I've got some more to say about ONLY MURDERS IN THE BUILDING this week, but I wanted to break in here at the top of the week with a little piece about Marvel's SHANG-CHI AND THE LEGEND OF THE TEN RINGS, which I finally saw over the weekend and liked a ton more than I expected to.
I'm a little burnt out on super hero storytelling, and maybe also the Marvel method of an origin story, which normally involves the main character a) making a big mistake which motivates their drive to be a hero; and b) some family member and/or person with the same power as them being the villain.
Both of these things in fact do prove to be true in SHANG-CHI (sigh), but there's some pretty creative differences in the way the film does the origin story, too. If you're looking for some ideas on how to mix things up in your own work, here's what writers David Callaham, Destin Daniel Cretton and Andrew Lanham came up with.
1) Bury the Lede: The typical super hero origin story literally follows the hero through the whole process of getting their super power and everything that ensues from that.
SHANG-CHI looks like it's going to do the same. When we meet the adult "Shaun" he's just a hapless hotel car attendant. It's all very Spider-Man. But then suddenly after we've got to know him and his friend Katy, he's attacked on a trolley car and reveals to us--and her--that he is this bad ass martial artist.
Basically, the writers know our expectations, and play into them, precisely so they can then surprise us.

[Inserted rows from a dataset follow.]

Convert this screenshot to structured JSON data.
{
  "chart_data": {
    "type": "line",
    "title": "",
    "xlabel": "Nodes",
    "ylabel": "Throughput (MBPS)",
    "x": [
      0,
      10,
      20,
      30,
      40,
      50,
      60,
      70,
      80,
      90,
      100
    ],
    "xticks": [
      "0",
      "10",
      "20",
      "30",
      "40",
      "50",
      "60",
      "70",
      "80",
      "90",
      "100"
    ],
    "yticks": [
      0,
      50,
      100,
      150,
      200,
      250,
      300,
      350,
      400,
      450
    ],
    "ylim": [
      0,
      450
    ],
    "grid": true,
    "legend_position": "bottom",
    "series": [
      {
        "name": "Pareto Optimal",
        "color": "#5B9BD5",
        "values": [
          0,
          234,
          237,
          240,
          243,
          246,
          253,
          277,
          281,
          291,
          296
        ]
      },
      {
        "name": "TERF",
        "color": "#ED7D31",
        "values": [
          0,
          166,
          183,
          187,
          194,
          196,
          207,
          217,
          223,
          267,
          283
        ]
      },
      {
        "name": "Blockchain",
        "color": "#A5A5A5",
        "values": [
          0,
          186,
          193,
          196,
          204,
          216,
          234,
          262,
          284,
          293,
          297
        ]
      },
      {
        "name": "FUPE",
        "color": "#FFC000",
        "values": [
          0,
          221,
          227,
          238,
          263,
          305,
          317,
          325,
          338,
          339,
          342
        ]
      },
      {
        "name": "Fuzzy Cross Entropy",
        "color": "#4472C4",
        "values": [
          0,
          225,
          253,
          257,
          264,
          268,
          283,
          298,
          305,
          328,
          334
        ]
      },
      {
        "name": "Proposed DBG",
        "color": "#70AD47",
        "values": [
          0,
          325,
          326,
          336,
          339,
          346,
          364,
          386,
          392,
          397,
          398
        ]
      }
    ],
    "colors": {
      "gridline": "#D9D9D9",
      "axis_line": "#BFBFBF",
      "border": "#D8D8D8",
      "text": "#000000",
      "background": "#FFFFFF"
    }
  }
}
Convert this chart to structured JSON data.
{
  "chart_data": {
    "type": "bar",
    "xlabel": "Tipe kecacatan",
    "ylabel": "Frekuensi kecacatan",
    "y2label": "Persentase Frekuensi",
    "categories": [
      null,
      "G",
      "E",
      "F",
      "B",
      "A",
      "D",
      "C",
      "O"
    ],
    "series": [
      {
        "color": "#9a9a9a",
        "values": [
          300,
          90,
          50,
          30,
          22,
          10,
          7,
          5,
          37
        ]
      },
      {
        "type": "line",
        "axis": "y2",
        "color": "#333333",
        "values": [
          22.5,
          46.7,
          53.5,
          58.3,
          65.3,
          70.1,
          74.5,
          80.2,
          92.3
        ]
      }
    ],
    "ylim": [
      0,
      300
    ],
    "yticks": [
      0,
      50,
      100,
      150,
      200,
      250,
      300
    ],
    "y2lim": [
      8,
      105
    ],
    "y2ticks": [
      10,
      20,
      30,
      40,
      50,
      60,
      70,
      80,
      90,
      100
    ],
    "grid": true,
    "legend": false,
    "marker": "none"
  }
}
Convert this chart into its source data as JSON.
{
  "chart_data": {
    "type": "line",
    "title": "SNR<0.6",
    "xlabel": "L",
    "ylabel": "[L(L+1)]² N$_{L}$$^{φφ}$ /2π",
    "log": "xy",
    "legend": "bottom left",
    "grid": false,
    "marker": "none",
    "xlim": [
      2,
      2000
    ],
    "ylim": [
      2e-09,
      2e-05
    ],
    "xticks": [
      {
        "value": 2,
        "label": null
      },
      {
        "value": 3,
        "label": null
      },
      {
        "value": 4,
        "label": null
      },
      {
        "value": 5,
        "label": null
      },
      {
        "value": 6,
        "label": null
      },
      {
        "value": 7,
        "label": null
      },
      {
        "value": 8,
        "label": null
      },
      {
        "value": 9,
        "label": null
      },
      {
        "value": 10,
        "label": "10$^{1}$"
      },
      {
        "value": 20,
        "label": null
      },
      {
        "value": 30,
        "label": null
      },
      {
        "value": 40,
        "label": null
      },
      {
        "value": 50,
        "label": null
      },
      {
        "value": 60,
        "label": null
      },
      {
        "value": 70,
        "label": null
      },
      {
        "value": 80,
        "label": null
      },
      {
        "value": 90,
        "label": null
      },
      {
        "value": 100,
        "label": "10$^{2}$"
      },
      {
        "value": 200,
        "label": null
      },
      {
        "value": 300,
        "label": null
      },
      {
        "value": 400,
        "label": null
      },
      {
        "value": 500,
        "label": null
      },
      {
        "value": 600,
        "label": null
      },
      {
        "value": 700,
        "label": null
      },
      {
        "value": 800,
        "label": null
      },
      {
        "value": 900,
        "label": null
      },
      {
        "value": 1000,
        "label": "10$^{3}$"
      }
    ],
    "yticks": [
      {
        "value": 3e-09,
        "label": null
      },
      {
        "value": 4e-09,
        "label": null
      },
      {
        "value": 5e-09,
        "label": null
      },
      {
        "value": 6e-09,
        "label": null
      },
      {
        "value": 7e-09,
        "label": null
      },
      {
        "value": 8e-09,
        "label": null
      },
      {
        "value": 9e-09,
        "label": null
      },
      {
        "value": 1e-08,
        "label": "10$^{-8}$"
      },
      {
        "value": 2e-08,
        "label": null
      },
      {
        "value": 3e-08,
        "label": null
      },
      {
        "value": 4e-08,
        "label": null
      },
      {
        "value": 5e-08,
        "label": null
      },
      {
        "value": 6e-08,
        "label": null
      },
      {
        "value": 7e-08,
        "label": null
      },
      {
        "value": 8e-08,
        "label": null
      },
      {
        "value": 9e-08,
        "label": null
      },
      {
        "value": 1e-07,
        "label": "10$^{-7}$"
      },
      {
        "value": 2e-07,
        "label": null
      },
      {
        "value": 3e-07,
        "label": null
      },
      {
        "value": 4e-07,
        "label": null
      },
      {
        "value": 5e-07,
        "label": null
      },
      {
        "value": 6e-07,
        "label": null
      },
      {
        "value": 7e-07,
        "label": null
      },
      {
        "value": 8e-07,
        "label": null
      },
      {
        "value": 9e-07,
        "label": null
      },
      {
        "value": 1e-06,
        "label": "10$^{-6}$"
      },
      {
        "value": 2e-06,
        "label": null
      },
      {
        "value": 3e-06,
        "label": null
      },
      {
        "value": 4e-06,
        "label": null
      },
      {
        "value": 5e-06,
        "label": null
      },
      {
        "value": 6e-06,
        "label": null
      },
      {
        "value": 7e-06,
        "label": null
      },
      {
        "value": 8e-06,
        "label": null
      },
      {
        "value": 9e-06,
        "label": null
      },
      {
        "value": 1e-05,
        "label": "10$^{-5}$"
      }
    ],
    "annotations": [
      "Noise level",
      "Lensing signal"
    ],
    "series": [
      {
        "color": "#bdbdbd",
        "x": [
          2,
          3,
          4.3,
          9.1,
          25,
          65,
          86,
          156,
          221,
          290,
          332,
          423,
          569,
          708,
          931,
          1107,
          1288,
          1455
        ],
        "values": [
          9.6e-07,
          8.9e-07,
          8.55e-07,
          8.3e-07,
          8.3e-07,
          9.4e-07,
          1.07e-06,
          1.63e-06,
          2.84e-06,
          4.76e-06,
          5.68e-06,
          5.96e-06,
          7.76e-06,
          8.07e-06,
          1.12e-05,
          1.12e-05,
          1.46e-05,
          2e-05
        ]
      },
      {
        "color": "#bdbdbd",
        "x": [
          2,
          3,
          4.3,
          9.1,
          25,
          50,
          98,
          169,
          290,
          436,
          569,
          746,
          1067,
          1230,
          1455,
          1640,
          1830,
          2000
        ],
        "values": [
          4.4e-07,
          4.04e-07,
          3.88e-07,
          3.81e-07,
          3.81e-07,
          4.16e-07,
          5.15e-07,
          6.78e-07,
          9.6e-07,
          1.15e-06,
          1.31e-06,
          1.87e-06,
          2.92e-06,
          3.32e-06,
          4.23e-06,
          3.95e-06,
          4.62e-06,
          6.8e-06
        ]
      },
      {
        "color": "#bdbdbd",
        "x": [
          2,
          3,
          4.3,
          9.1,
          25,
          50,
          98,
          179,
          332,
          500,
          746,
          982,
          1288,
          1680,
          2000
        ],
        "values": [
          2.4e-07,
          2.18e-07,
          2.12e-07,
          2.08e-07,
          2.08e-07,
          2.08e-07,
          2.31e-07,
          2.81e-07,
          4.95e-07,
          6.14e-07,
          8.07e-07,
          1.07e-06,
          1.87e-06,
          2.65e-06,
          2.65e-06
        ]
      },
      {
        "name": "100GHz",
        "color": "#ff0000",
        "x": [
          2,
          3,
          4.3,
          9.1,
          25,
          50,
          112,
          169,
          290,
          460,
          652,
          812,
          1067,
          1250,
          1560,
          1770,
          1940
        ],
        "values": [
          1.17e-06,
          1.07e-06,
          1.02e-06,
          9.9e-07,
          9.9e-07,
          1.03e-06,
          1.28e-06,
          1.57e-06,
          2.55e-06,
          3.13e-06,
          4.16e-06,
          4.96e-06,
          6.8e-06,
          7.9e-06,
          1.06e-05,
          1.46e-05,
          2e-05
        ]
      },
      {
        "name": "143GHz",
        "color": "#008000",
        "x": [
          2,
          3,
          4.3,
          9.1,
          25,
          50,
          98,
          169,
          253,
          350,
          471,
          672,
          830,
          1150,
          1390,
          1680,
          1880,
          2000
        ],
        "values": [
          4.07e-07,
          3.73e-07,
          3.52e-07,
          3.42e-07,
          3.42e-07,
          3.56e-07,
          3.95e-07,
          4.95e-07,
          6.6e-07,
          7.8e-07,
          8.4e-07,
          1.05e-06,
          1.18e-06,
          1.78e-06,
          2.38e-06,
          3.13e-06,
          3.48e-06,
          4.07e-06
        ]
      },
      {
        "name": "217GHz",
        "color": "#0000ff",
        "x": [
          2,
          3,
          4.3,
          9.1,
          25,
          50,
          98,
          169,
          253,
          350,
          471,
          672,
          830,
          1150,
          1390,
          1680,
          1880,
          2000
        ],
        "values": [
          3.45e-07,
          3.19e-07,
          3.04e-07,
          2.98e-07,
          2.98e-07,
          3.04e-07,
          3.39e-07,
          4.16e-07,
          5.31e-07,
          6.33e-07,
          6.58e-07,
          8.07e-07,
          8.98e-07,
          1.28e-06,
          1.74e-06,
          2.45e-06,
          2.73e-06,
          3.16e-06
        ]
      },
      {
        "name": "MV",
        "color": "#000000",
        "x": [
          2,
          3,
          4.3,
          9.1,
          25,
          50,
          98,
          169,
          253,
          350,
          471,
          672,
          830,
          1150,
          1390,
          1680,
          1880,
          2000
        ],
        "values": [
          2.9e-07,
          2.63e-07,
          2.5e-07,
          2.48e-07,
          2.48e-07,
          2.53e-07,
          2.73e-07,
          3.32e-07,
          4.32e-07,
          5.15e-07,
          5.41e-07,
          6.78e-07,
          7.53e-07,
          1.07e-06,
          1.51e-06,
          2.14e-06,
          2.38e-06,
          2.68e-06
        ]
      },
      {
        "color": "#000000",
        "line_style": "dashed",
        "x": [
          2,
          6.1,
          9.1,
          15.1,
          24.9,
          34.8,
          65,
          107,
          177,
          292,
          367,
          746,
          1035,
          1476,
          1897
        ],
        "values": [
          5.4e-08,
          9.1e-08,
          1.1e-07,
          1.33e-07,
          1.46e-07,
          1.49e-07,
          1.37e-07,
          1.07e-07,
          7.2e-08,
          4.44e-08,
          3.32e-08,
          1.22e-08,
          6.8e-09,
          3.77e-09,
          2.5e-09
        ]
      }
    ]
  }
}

2) Disrupt the Story: Another typical move you see in hero movies is some sort of flashback narration about what happened before, how the character got to this point.
And once again, the writers lean right into that expectation so as to mess with us. Shang giving a very serious monologue over flashbacks of him learning to be an assassin and then being sent on his mission.
But before we can find out what happened, we cut to him and Katy on the plane to Macau and the airline attendant asking their meal order. And it's not a momentary gag. It has three beats actually--the query; finding out the airline doesn't have what they requested; and then the query again. By the time it's over there's just no going back to the story. Which actually ends up delighting us, precisely because it is so unexpected.
3) Vary the Conventions: So again, there are two big conventions in the Marvel origin story: the hero has some reason to redeem himself; and his enemy is a relative or someone with the same powers.
SHANG-CHI has both, but varies them in some interesting ways. It hides that Shang has anything to redeem for a very long time. He actually tells Katy he didn't kill anyone as an assassin, and his training is painted as his father's doing, when in fact he agreed to it (though as a young and traumatized child). It's not until the end of Act Two in fact, that the truth is revealed. Which as the low point of the story, and the moment Shang has to make the decision to step up, is a great place for that kind of reveal anyway.
And then on the flip side, while the dad is presented early as a straight up villain, Act Two then keeps turning over cards that humanize him further and further. First we find out he thinks their mother is still alive somewhere, and that's the motive for him stealing their pendants and them. And that could be enough, really, to make him more than the standard bad guy. Certainly you walk away from the first half of Act Two thinking you've been told all there is to know.
But then we get the reveal that his dad loved his mom and them so much he actually gave up being a supernatural crime lord, after 1000 years of doing it. And it was only the murder of his wife that set him back on that path.
So where the beginning suggests we're in GODFATHER territory, basically, the bad family coming to take back their son, the story keeps flipping over cards to say actually no, this father figure is much more interesting. He's a guy who found his way to a kind of redemption and then lost it.
As Marvel has honed its storytelling this kind of approach to a villain has become more the norm. Think: Thanos or Vulture. But even so, SHANG-CHI represents innovation in that it only shows us Shang's dad's goodness gradually.